Challenges include developing strategic AI integration, modernizing infrastructure, training an AI-literate workforce, ensuring ethical behavior, and addressing workflow and sociotechnical complexities during implementation.
This leader guides AI strategy, oversees ethical implementation, ensures alignment with clinical goals, promotes AI literacy, and manages the AI lifecycle from development to evaluation in healthcare settings.
A code of conduct sets ethical principles and expected behaviors, fosters shared values, promotes accountability, and guides stakeholders to responsibly develop and use AI technologies in healthcare.
Biomedicine’s interdependent, nonlinear, and adaptive nature requires AI solutions to manage unpredictable outcomes and collaborate across multiple stakeholders and disciplines to be effective.
It refers to challenges in translating AI model outputs into real-world clinical workflows, addressing sociotechnical factors, user acceptance, and ensuring practical usability in healthcare environments.

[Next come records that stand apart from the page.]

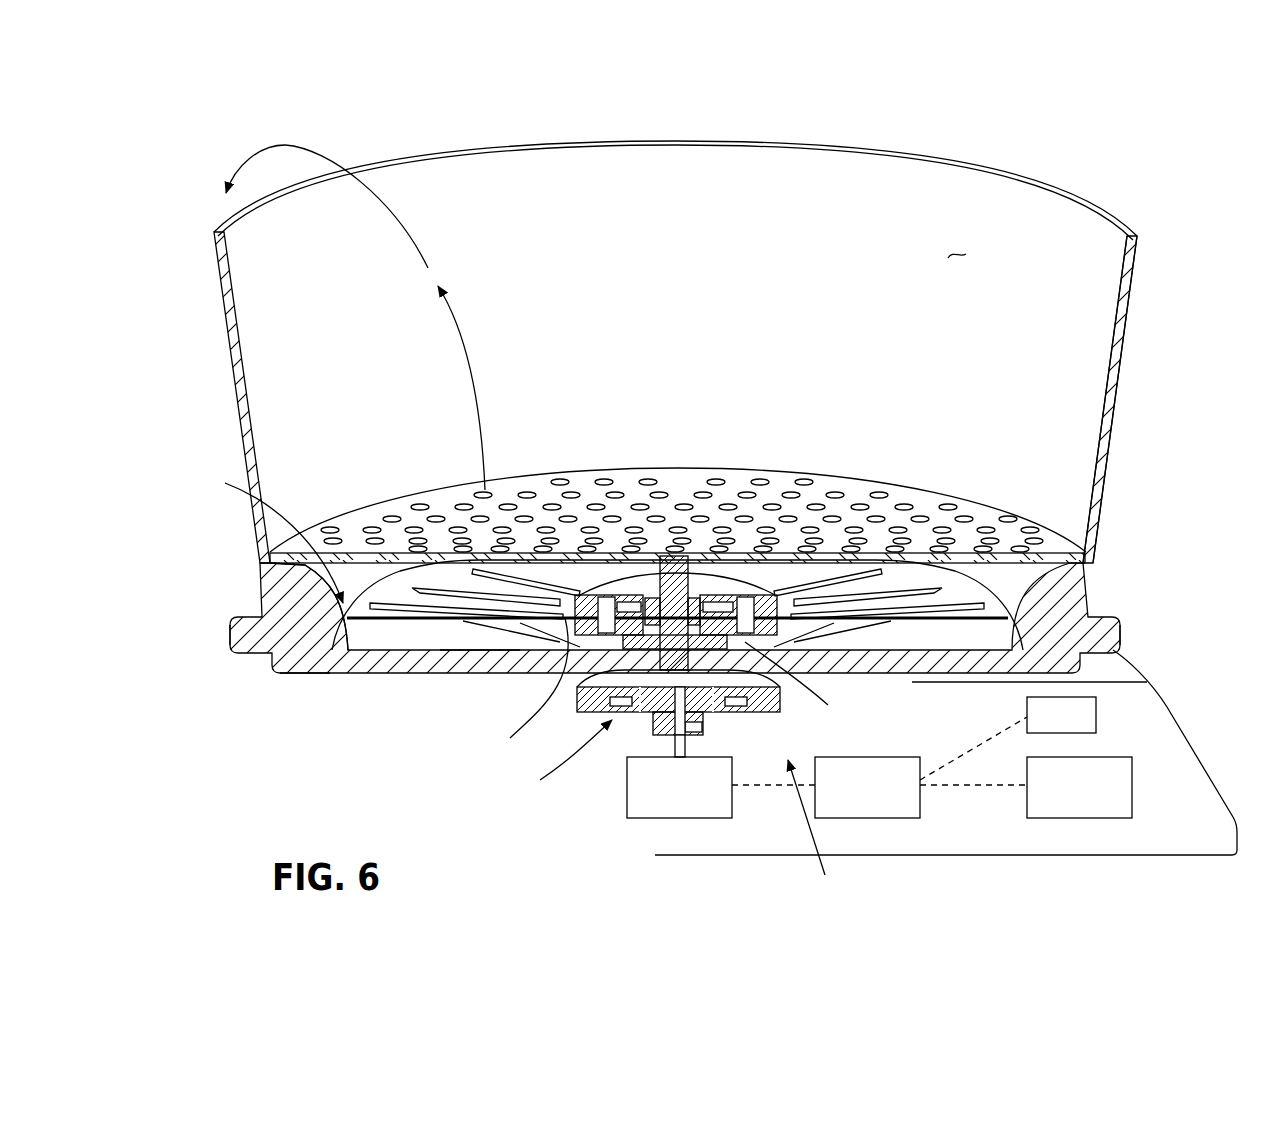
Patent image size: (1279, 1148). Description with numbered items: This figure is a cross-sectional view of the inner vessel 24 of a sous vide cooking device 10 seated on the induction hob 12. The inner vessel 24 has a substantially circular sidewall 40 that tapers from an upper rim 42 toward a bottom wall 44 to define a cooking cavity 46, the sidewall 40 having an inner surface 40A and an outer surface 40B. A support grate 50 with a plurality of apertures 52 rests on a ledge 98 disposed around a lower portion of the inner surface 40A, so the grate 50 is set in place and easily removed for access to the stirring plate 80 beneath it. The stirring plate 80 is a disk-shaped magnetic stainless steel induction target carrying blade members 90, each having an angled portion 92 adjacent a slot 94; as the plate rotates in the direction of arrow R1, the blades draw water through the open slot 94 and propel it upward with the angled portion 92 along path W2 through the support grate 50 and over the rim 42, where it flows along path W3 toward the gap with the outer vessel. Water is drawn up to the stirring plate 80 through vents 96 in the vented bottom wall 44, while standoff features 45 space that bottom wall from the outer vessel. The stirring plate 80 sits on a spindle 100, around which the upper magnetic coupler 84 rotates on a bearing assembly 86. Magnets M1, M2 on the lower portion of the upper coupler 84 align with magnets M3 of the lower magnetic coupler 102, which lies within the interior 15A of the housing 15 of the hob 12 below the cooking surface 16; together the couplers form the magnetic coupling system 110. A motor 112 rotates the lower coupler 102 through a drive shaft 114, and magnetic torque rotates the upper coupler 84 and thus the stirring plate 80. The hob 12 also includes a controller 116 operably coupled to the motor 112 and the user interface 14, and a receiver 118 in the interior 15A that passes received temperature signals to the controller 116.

The sous vide cooking device 10 is at (1130, 558).
The induction hob 12 is at (1157, 665).
The user interface 14 is at (1076, 820).
The housing 15 is at (1014, 855).
The interior of the housing 15A is at (756, 770).
The cooking surface 16 is at (1121, 663).
The inner vessel 24 is at (1146, 305).
The sidewall 40 is at (1126, 410).
The inner surface of sidewall 40A is at (1108, 262).
The outer surface of sidewall 40B is at (1118, 372).
The upper rim 42 is at (1085, 187).
The bottom wall 44 is at (362, 676).
The standoff features 45 is at (1104, 614).
The cooking cavity 46 is at (956, 255).
The support grate 50 is at (1050, 543).
The apertures 52 is at (967, 517).
The stirring plate 80 is at (493, 628).
The upper magnetic coupler 84 is at (624, 585).
The bearing assembly 86 is at (652, 588).
The blade members 90 is at (442, 562).
The angled portion 92 is at (467, 575).
The slot 94 is at (323, 677).
The vents 96 is at (443, 645).
The ledge 98 is at (335, 575).
The spindle 100 is at (694, 585).
The lower magnetic coupler 102 is at (608, 723).
The magnetic coupling system 110 is at (815, 832).
The motor 112 is at (627, 800).
The drive shaft 114 is at (685, 745).
The controller 116 is at (870, 803).
The receiver 118 is at (1085, 715).
The magnet M1 is at (524, 688).
The magnet M2 is at (800, 683).
The magnet M3 is at (560, 762).
The rotation direction R1 is at (269, 534).
The water circulation path W2 is at (474, 383).
The water circulation path W3 is at (285, 145).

It advances governance interoperability, defines stakeholder roles, promotes a systems approach over siloed models, and strives for equitable distribution of AI benefits in healthcare and biomedical science.
Scenario 1: data growth outpaces model effectiveness; Scenario 2: data growth and model effectiveness grow comparably; Scenario 3: model effectiveness grows faster than data, requiring new data sources for training.
Training clinicians and engineers in AI literacy ensures teams can effectively develop, implement, and manage AI tools, addressing technical and ethical challenges while maximizing AI’s positive impact on patient care.